At trial, the People presented evidence that showed defendant using a computer inside the library at the time that the email was sent. Trial testimony revealed that the email threatened to murder the Governor, his spouse and other citizens of the state unless an imprisoned terrorist was released from incarceration and, further, that law enforcement officials *1175considered it a serious and imminent threat that warranted investigation (see People v Jenner, 39 AD3d 1083, 1086 [2007], lv denied 9 NY3d 845 [2007]). Contrary to defendant’s contention that the People failed to prove beyond a reasonable doubt that he possessed the requisite intent to commit the charged crime, the trial evidence demonstrated that he sent the threatening email to the Governor’s office in order to induce government officials to seek criminal prosecution and possible deportation of his former wife. Moreover, the absence of evidence that defendant had the necessary weaponry to carry out the threatened conduct did not undermine the strength of the People’s case (see Penal Law § 490.20 [2]; People v Jenner, 39 AD3d at 1086). As the trial evidence fully established all of the required elements, we conclude that defendant’s conviction was supported by legally sufficient evidence. Further, even if defendant had shown that a different result would not have been unreasonable, viewing'the evidence in a neutral light and giving deference to the jury’s credibility determinations leads us to conclude that defendant’s conviction is not against the weight of the evidence (see People v Bleakley, 69 NY2d at 495; People v Byron, 85 AD3d 1323, 1325-1326 [2011], lv denied 17 NY3d 857 [2011]).

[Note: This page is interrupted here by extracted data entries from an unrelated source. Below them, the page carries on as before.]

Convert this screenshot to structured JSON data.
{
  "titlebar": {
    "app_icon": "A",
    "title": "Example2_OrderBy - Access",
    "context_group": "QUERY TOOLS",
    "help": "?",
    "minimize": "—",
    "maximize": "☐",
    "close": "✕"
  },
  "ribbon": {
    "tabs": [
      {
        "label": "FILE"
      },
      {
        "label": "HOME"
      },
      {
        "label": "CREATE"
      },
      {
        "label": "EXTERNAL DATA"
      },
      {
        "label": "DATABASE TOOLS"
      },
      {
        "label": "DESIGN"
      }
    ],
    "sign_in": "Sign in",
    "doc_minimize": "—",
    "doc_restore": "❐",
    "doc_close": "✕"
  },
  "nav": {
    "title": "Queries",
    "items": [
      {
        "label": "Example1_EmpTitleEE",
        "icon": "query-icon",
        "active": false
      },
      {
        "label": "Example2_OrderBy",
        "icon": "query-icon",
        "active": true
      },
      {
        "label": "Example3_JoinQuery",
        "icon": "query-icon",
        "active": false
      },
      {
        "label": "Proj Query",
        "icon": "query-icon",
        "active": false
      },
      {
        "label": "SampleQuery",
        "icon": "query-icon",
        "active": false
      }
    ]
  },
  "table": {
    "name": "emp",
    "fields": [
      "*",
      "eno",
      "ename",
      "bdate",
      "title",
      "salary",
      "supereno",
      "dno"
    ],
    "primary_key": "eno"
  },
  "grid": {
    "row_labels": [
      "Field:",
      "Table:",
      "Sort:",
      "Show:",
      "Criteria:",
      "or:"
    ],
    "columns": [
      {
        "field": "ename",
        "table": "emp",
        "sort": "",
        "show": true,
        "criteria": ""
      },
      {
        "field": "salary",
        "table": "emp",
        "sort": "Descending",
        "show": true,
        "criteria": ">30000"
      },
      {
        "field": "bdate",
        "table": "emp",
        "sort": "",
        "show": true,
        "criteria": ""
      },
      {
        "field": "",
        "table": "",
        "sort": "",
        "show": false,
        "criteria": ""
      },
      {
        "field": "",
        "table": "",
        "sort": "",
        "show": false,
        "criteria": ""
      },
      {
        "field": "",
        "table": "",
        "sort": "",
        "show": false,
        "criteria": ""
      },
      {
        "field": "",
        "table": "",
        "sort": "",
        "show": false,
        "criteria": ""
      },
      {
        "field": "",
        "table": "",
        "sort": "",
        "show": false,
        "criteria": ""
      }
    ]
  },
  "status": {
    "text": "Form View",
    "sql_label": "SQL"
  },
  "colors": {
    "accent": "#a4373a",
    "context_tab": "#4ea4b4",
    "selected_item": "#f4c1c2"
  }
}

Finally, in our review of defendant’s argument that the sentence is harsh and excessive and must be reduced, given the absence of extraordinary circumstances or an abuse of the sentencing court’s discretion, we decline to modify the sentence (see People v Ramirez, 118 AD3d 1108, 1113 [2014]; People v Warner, 110 AD3d 1339, 1340 [2013], lv denied 22 NY3d 1091 [2014]; People v Kendall, 91 AD3d 1191, 1193 [2012]). Here, the sentence imposed was less than the maximum statutory sentence and was reasonable in light of the serious nature of the crime (see People v Monteiro, 93 AD3d 898, 900 [2012], lv denied 19 NY3d 964 [2012]; People v Hanrahan, 9 AD3d 689, 689 [2004]). Therefore, the sentence shall remain undisturbed.
Those arguments raised in defendant’s supplemental pro se brief have been considered and found lacking in merit.
McCarthy, J.P., Rose and Egan Jr., JJ., concur.
Ordered that the judgment is affirmed.